Arrugó la cara en un gesto de desagrado. Ben Roi se palpó los bolsillos en busca de un bolígrafo y al cabo de un momento cayó en la cuenta de que no llevaba ninguno. Había uno en un jarrón de cristal que descansaba sobre la cómoda, pero no quería pedirlo, porque podría parecer que era poco profesional. A la mierda, pensó. Tomaré algunas notas cuando vuelva a la comisaría.
—Ya vivía aquí cuando yo me mudé —explicaba la anciana—. Eso fue en 1969. Vinimos de Tel Aviv, Teddy y yo. Agosto de 1969. Él siempre había querido vivir aquí. Yo no estaba tan segura. Cuando vi por primera vez la casa, pensé:
Clog iz mir!
¿Qué estamos haciendo en un vertedero como este? Escombros de los árabes por todas partes, la mitad de los edificios derruidos. Ahora no viviría en ningún otro sitio, por supuesto. Ese es él. —Alzó las agujas para señalar una foto sobre el estante del medio de la cómoda: un hombre rechoncho y bajo, con un sombrero de paño y un
tallit
, de pie ante el Muro Occidental—. Llevábamos casados cuarenta años. No como los chicos de hoy. Cuarenta años. ¡Cómo le echo de menos!
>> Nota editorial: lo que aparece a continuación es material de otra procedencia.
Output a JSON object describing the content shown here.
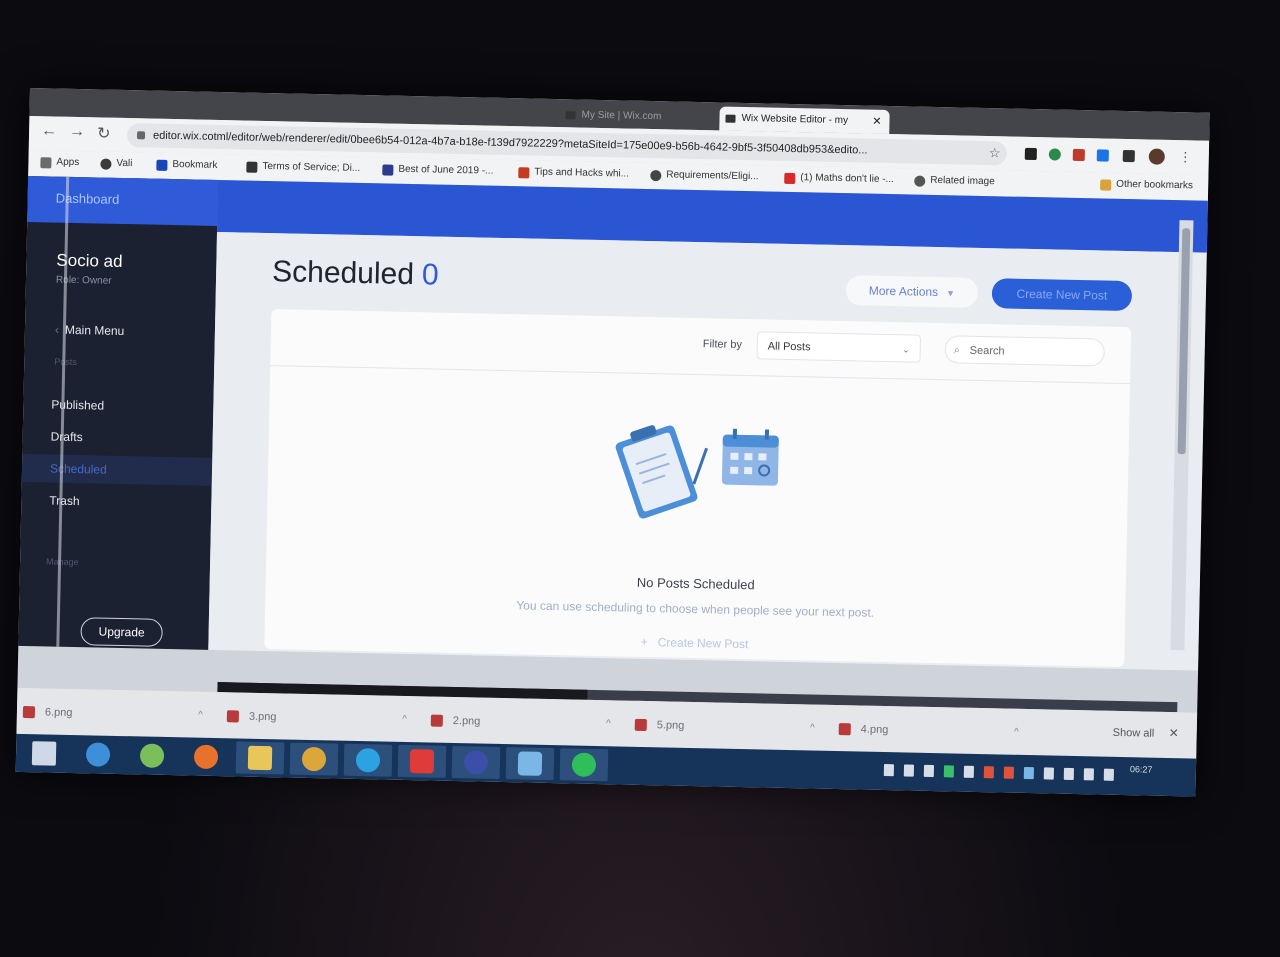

Alzó una muñeca y se secó los ojos. Ben Roi clavó la vista en el suelo, incómodo.
—Ella ya vivía aquí. Cuando llegamos. Se trasladó justo después de la liberación, al parecer.
Ben Roi se removió en su butaca.
—¿Y antes de eso?
La anciana se encogió de hombros y contempló su labor.
—Creo recordar que dijo que había vivido en Mea Sharim, pero no estoy segura. Procedía de Francia. Antes de la guerra. Hablaba en francés para sí cuando bajaba por la escalera.
—Y dice usted que estuvo en Auschwitz.
—Bien, eso me contó el doctor Tauber. Ya sabe, el doctor Tauber, del número dieciséis.
Ben Roi no le conocía, pero no dijo nada.
—Vi su tatuaje un par de veces, por eso supe que había estado en un campo de concentración. Nunca hablaba de ello. Era muy reservada. Pero un día yo estaba hablando con el doctor Tauber (un hombre encantador, murió hará unos cuatro o cinco años, descanse en paz) y él dijo: «¿Sabe esa señora que vive encima de usted, la señora Schlegel?», y yo dije: «Sí», y él añadió: «¿A que no lo adivina?» (era muy bueno contando historias, poquito a poco). «Vinimos juntos en el mismo barco. En 1946. Desde Europa.» Los ingleses intentaron cortarles el paso en Jaffo, por lo visto, pero ellos se lanzaron al mar y fueron nadando hasta la playa. Había más de un kilómetro de distancia. De noche. Y luego, veinte años después, acaban viviendo en la misma calle. ¡Qué casualidad!
Se oyó un ruido de pasos en el piso de arriba, como si alguien estuviera corriendo. La anciana miró al techo.